How Much Should Founders Worry About Lender Concentration — and When Does Exclusivity Really Matter?
- Brandon Homuth

- 7 days ago
- 2 min read
“Diversify your lenders.”
It’s one of the most common pieces of advice founders hear — and often the least practical.
Yes, concentration risk is real.
Yes, it’s dangerous to rely on one credit provider forever.
But the timing and context matter.
Here’s a more nuanced way to think about lender concentration.
1. Early in Your Journey, Concentration Is Normal
Most fintechs start with:
one facility
one lender relationship
one SPV
one set of covenants
Diversification at this stage is nearly impossible.
Facilities are sized for early needs; lenders assume exclusivity; and adding a second lender before scale is often operationally inefficient.
Concentration isn’t a failure — it’s a phase.

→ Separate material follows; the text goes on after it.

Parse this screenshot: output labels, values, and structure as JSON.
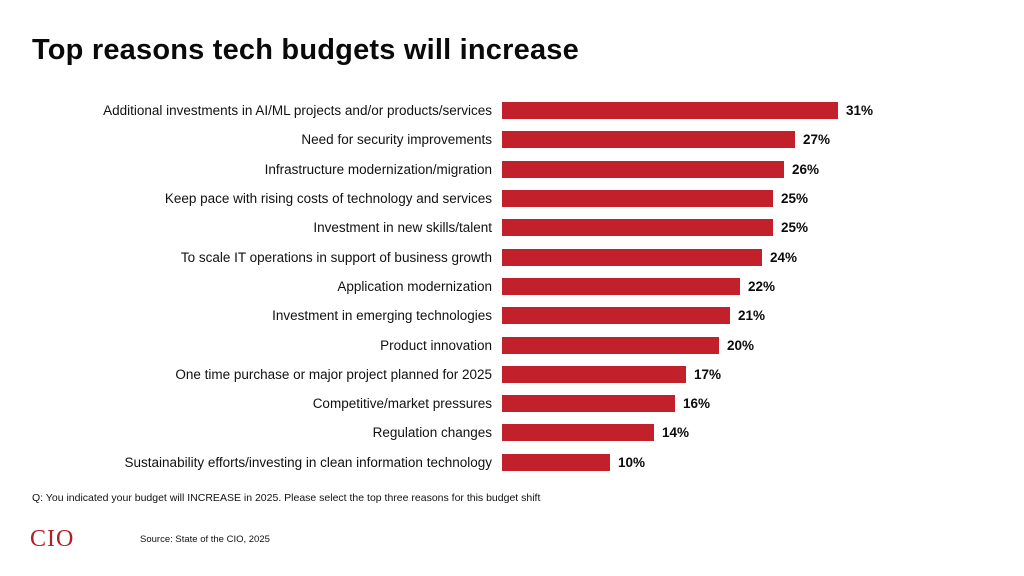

2. Concentration Risk Becomes Real Once You Scale
The real question isn’t “do we have multiple lenders?”
It’s:
“At what portfolio size does single-lender exposure become unacceptable?”
Usually, that inflection point happens when:
your facility approaches its committed size
your originations exceed the lender’s appetite
your business can support multiple capital stacks
refinancing costs decline
your product has multiple risk segments
At that point, diversification becomes not just preferable — but strategically necessary.
3. Exclusivity Isn’t the Enemy — Bad Terms Are
Early exclusivity is acceptable if:
pricing is competitive
covenants are rational
the relationship is strong
the lender is supportive
Exclusivity becomes a problem when it blocks scale, not when it ensures predictability.
4. You Can Use Exclusivity Strategically in Negotiations
Founders often ask:
“How do I tell my lender I need to diversify without hurting the relationship?”
The answer is framing:
“We want you as a long-term partner.”
“But as we grow, we need additional capacity.”
“We’d love to keep you at the table — in senior or mezzanine positions.”
“Let’s plan the expansion together.”
This positions diversification as a shared problem, not a threat.
5. The True Goal Is Capital Resilience
Ultimately, the question isn’t “one lender or two?”
It’s:
“Does our capital structure allow us to grow without fragility?”
If yes — concentration is manageable.
If not — diversification is overdue.